En materia de alimentación, no existe ninguna indicación, como sí sucede con el huevo ecológico.
¿Hay alguna pauta sobre el número de días que pueden estar encerradas?
No. El último reglamento de la Comisión Europea que marca las normas de comercialización de los huevos, que data de 2023, establece que, si bien las gallinas camperas "deben poder acceder de forma ininterrumpida y durante todo el día a un espacio al aire libre", cuando se impongan "restricciones temporales con arreglo a la legislación de la Unión Europea, los huevos podrán comercializarse como camperos a pesar de dicha restricción".

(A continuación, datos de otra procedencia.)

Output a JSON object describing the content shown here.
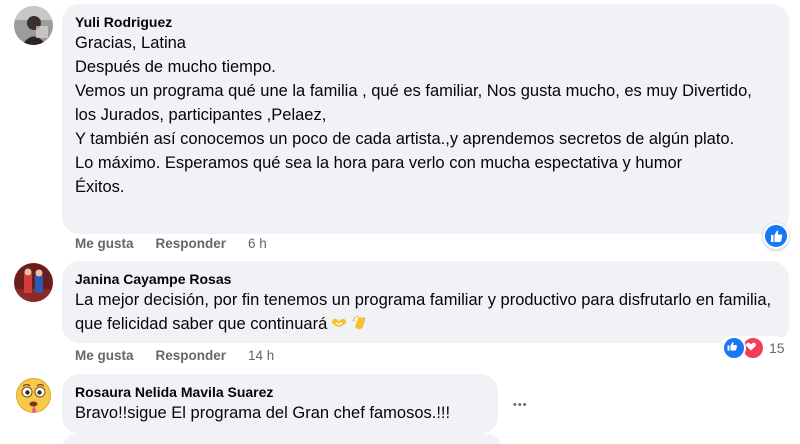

Más allá de la legislación, la cuestión es cuánto tiempo se podrá justificar a ojos del consumidor la denominación de campero si la privación de salir al aire libre se prolonga en el tiempo.
El último informe del Ministerio de Agricultura, con fecha del pasado lunes, indica que desde el 1 de julio se detectaron en Europa 209 focos en aves de corral, 50 en aves cautivas y 1.512 en silvestres. En España, se han registrado 14 granjas infectadas, en un escenario en el que Alemania, con 97 es el país más afectado de la UE. La comunidad autónoma con más brotes es Castilla y León, con siete, mientras Galicia mantiene, por ahora, sus explotaciones libres. "Creo que tenemos el tema, por ahora y cruzo los dedos, controlado. Pero tenemos que llevar cuidado y que nadie piense que se puede levantar el pie al respecto", señaló ayer el ministro Luis Planas.
Distinto código, distinto huevo
Los huevos que se adquieren en el súper llevan impreso un código que ofrece una importante información. El primer número que figura antes de las iniciales del país en el que está radicada la granja indica el tipo de producción. El '0' indica la cría en ecológico; el '1', que la gallina es campera; el '2', que la cría es en suelo, y el '3', que el ave está enjaulada.
Los siguientes dos dígitos reflejan la provincia; los tres consecutivos, el municipio, y los últimos, la granja de procedencia.